A Hike in the Santa Fe National Forest, New Mexico

My hike with my daughter and her boyfriend, at about 11,600 feet elevation north of Santa Fe, showed me that I can still push my body to limits that most people my age cannot attain. It felt brutal at the time but almost immediately afterwards the memories were shimmering and beautiful. Here are some of the things we saw.

The trail started off in the douglasfir (Pseudotsuga menziesii) zone and quickly reached the subalpine zone. I didn’t quite make it into the tundra on top of Santa Fe Baldy.





Decades ago, there were large fires, and aspens (Populus tremuloides) quickly filled the spaces. But since there have been, to all appearances, no fires for a long time, the aspens have grown quite large. Each clump of aspen, covering perhaps much of an entire mountainside, is a genetic individual: one tree with hundreds of trunks. These aspens, whether due to age or genetic differences, had tan-colored bark rather than the white bark I have seen so often in the Black Hills. The bark is thin, translucent, and has a layer of green photosynthetic cells under it.
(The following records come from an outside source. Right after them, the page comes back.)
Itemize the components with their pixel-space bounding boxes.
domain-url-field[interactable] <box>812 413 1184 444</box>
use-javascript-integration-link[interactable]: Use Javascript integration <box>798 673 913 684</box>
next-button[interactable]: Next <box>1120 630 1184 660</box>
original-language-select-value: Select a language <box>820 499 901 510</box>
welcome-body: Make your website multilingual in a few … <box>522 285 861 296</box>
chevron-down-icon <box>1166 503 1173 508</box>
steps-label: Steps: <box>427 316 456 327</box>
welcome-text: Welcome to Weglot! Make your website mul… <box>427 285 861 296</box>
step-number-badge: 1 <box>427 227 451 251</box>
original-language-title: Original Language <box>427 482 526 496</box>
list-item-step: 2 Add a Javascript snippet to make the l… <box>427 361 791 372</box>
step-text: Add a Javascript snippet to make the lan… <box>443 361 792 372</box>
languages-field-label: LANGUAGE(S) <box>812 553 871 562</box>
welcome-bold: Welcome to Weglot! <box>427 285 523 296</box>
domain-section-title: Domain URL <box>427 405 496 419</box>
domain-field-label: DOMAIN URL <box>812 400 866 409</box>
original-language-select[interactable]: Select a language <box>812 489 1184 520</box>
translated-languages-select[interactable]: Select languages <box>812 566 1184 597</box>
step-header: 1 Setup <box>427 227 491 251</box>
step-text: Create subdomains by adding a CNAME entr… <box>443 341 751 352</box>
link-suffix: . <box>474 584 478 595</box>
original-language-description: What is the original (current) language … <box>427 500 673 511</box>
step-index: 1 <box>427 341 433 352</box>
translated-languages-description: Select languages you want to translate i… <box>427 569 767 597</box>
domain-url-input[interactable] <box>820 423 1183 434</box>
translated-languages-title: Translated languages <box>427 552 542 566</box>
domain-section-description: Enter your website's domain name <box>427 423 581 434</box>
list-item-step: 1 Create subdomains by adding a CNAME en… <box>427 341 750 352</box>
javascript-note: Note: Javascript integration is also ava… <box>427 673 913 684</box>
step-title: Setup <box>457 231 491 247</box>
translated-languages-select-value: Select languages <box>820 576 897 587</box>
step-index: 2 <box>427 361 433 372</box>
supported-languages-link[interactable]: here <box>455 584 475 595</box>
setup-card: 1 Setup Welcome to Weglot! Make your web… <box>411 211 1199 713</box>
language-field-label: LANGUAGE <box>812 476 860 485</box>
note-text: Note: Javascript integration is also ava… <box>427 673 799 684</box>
There were many species of subalpine wildflowers. Columbines (Aquilegia) were rare in the shade, and camass lilies (Zigadenus) were more common out in the meadows.




There were lots of mushrooms and mushroom pickers. The pickers were all smart enough to avoid the deadly Amanita:



A huge storm chased us back to the car for the last few hundred feet of our trip.


I have seen montane and subalpine forests in California, Arizona, Nevada, Washington, Montana, South Dakota, Colorado, and Utah; they all have many features in common but each is unique. We cannot save wild places by just fencing off a token forest or two.